Singh had serious charges against him, including murder, robbery and extortion. Despite having these charges on his head, he had developed Robin Hood image among people. His Facebook image uploads and his video uploads on YouTube gives evidence of his fearless life. Black goggles, black hat, moustache, beard, leather jacket and his huge and solid physical appearance resembled a Bollywood style gangster.

=== Robin Hood style ===
Amarpal was particularly known for his acts of wealth redistribution, giving to the poor and stealing from the rich. As a result of this, he got a reputation as a Robin Hood-type figure and had garnered support among some members of lower-income communities for his actions.

== Interests ==
He was interested in novels and always carried books. Super Brain and Life of Pi were said to be found by the police after his encounter in his Mahindra Scorpio.

== Before death ==
In May 2017, Anandpal attempted to surrender. His advocates met Governor of Rajasthan, Kalyan Singh, in Jaipur who told them that he is a patriot and that if he will be given security he wanted to surrender. A fair investigation was demanded on his behalf to the Chief Justice of High Court. In the court, it was said that the injustice of leaders had led him to this situation and now all these leaders wanted him dead. Anandpal's lawyer A.P. Singh also wrote to the Chief Justice, stating that the court should conduct a fair investigation under the direction of a judge because Anandpal had not committed any crime. He added that Anandpal ran away because his companion Balveer Banuda was killed inside the jail by his enemy Raju Theth. If he had not escaped then he too would have been killed as he was not safe inside the jail. His lawyer alleged that if any lawyer in Rajasthan wants to represent Anandpal, the police overwhelm him in false cases.

== Death ==

=== Official story ===
As per police and government officials, he was shot dead at midnight in a raid by the Special Operations Group Anti-Terrorist Squad (India) of the Rajasthan Police at Malasar in Churu district on 24 June 2017.

=== Public story ===
His family and many others reject the official story and blame the police for his death.

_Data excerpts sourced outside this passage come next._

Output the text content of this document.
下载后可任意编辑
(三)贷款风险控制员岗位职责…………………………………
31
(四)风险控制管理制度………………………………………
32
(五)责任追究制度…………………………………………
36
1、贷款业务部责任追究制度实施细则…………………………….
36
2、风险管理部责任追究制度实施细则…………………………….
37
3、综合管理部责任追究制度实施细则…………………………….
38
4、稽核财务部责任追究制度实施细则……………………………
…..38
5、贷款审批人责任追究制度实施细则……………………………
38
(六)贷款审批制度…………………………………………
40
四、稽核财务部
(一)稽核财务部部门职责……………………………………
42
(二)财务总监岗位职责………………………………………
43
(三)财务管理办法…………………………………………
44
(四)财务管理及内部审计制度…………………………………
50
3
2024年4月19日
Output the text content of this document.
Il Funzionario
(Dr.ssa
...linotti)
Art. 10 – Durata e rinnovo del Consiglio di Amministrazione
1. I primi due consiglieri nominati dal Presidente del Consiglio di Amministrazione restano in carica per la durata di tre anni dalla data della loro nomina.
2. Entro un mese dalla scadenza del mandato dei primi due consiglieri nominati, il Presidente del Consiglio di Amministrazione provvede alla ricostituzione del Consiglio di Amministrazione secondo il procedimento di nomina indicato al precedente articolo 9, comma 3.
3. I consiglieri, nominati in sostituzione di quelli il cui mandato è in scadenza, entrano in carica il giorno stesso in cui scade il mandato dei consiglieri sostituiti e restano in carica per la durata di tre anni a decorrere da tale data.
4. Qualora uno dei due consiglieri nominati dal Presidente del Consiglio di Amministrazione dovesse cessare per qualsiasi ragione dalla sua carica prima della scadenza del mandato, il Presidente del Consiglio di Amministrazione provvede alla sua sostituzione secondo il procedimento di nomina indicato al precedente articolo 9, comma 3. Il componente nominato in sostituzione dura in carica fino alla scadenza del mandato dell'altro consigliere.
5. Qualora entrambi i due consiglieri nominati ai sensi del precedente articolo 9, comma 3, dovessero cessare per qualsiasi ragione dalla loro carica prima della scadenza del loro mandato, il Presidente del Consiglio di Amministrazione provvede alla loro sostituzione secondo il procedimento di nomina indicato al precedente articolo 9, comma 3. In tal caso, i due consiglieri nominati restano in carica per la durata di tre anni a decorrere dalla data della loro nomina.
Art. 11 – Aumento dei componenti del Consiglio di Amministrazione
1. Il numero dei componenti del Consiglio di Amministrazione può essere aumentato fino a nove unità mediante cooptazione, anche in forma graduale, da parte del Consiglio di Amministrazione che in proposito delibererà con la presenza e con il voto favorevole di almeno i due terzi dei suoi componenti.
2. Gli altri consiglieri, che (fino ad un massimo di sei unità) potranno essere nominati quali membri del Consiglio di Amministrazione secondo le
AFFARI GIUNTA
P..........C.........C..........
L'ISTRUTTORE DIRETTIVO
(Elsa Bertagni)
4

Anandpal's sister, family and lawyers also said that Anandpal wanted to surrender, but government mainly the former chief minister of Rajasthan Vasundhara Raje and former home minister Gulab Chand Kataria wanted him dead. They asked for protection from the government, court and police.

== In popular culture ==

Crime Patrol Dial 100 - Ep 686 - Full Episode - 8 January 2018 (Full story is based on his lifestyle).

A web series from Zee5 called Rangbaaz Phirse was made in 2019 and released in December 2019 portraying the life of Anandpal. Singh is played by actor Jimmy Sheirgill as Amarpal Singh.